Are citizens limited to what we can refer to a vote? The attorney general thinks the law says just that.

In today's Rapid City Journal, Attorney General Larry Long thinks that the South Dakota Constitution might have some limitations on the initiative and referral process that many people aren't aware of:
Long said he based his opinion on a 1995 case dealing with an initiated measure in Wessington Springs. The state’s highest court said an initiative could not be used to repeal a city ordinance, and that ruling likely applies to initiatives on the state level, the attorney general said.

Supporters of the two proposals strongly criticized Long’s opinion, but they did not immediately pledge to pursue legal challenges.

Long said the 1995 Supreme Court ruling said an initiated measure cannot be used to repeal existing law, and the two measures at issue seek to repeal the video lottery and the tax on cell-phone companies passed by the 2003 Legislature.

The attorney general said he interprets the 1995 court ruling to mean that initiated measures cannot be used in cases where the appropriate remedy would have been for opponents to refer the existing law to a public vote, which must be done within 90 days of the end of the legislative session in which the law was passed.

Long said that the constitution bars referral of emergency laws and those necessary for the support of state government, such as revenue measures.
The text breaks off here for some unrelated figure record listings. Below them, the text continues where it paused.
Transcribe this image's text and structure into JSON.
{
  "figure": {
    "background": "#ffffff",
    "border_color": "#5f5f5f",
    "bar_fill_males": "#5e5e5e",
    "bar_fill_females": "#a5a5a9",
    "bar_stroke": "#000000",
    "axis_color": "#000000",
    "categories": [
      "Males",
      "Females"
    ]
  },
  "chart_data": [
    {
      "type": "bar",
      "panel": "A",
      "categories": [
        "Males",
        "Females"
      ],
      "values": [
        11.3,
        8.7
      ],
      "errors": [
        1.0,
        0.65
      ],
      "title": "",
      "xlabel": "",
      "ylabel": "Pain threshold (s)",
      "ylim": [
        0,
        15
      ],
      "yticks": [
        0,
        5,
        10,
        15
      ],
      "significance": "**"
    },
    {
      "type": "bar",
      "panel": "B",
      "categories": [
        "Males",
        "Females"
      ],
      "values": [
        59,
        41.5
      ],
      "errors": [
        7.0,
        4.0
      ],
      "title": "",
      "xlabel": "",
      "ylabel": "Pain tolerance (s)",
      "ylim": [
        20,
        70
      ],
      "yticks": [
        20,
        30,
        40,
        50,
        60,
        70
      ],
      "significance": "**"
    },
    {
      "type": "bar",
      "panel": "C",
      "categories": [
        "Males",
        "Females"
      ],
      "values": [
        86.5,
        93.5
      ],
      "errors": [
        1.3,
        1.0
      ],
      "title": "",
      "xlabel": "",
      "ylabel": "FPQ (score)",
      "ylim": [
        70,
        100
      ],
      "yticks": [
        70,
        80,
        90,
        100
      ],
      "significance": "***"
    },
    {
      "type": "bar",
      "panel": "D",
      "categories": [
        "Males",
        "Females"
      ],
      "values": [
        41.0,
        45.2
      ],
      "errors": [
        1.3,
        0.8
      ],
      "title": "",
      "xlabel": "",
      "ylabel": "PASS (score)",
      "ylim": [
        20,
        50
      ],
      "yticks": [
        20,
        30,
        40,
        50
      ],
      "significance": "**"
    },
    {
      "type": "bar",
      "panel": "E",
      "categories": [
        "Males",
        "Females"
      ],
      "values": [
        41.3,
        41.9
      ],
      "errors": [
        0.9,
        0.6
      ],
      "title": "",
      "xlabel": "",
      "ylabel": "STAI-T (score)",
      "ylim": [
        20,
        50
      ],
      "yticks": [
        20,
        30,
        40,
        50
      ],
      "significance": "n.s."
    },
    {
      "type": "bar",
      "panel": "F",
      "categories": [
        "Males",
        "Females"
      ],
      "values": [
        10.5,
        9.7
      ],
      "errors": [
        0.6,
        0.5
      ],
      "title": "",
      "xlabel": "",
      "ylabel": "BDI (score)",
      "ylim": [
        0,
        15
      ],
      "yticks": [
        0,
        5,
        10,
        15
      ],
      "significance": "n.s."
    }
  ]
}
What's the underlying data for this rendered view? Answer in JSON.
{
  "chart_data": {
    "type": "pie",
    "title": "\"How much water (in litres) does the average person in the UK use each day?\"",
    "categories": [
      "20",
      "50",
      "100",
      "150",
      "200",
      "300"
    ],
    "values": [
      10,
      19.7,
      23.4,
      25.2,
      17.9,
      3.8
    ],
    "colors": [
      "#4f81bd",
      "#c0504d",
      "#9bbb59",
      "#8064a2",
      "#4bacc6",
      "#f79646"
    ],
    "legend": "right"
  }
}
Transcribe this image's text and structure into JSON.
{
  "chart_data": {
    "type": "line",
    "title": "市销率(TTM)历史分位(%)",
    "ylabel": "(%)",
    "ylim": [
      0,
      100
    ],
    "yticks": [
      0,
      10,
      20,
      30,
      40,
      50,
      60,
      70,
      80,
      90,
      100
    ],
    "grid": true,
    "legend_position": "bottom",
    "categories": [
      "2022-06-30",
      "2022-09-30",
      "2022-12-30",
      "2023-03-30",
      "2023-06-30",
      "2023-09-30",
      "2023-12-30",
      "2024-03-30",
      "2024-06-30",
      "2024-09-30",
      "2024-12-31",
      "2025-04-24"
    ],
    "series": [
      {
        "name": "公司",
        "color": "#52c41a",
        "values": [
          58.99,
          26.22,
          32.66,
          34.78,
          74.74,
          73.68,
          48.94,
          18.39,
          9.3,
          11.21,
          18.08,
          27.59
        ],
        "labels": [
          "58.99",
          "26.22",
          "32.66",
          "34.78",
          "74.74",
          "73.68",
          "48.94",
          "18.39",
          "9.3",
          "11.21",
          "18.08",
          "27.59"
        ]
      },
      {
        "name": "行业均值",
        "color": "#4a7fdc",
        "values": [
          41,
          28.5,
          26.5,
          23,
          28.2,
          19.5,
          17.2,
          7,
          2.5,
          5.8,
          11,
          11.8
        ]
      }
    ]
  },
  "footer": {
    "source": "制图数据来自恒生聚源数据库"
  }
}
An additional argument for keeping the video lottery and cell-phone tax measures off the ballot is that they could not have been referred to a public vote even when they were first passed, he said.


The video lottery has survived several statewide votes that could have repealed it.

Daniel Brendtro, who led the effort to put the video lottery repeal on the ballot, said he would take some time before deciding how to respond to Long’s opinion. But he said a court challenge appeared to be the only option left.

“The voters of South Dakota have the constitutional right to eliminate government programs and lower their own taxes at the ballot box, and I’m surprised to hear that the attorney general and the secretary of state think differently,” Brendtro said.
Read it all here. Secretary of State Chris Nelson noted that "he agrees with Long’s legal analysis but that he is “not a fan” of keeping measures off the ballot." I haven't read it yet, so I don't know if I'd agree myself. But I would concur with Chris that I'm not a fan of keeping things off the ballot, either.

Governmental authority rests with the electorate, and we don't like it when you tell us that we can't vote on something.

Maybe someone will start their own initiated constitutional measure to address the whole thing. A "constitutional amendment to protect the citizen's right to initiated measures."

But it needs a catchier title first.


Anonymous said…

Anonymous said…
Nothing surprising about the ruling. Have you ever considered reading the constitution and statutes governing r and i? try it, it might be fun.
Anonymous said…
I have read the Constitution and the statutes in regard to both referendum and initiative. What the Attorney General is doing is a travesty. The State is using questionable case law to protect a large revenue source, all at the expense of the public.

On another note, the Secretary of State's comments are disingenuous. He clearly has the right to not listent to the AG's opinion and to put the initiatives on the ballot. It wouldn't be any different than the vote on the food tax in 2004. The only difference, the State knew they weren't going to lose the food tax vote, because it was pushed by the Democratic party.

If people don't stand up for their right to vote in this instance they are going to be allowing the State to take that right away from them.
Anonymous said…
When the voters repealed the state inheritance tax a few years back was it an initiated measure or a constitutional amendment?

If an initiative wouldn't that have been the same thing?
Anonymous said…
Is Chris Nelson an attorney?
Anonymous said…
5:45, if you really had read the provisions in the constitution and statutes concerning r and i and actually understood them you would realize how inaccurate your comments are. The AG's reasoning is sound and reflects complete understanding of those provisions. I might add that if you don't like what the provisions are you can always use the process to change them, just don't cast aspersions aginst those who understand what they mean and are obligated by their oaths of office to uphold them.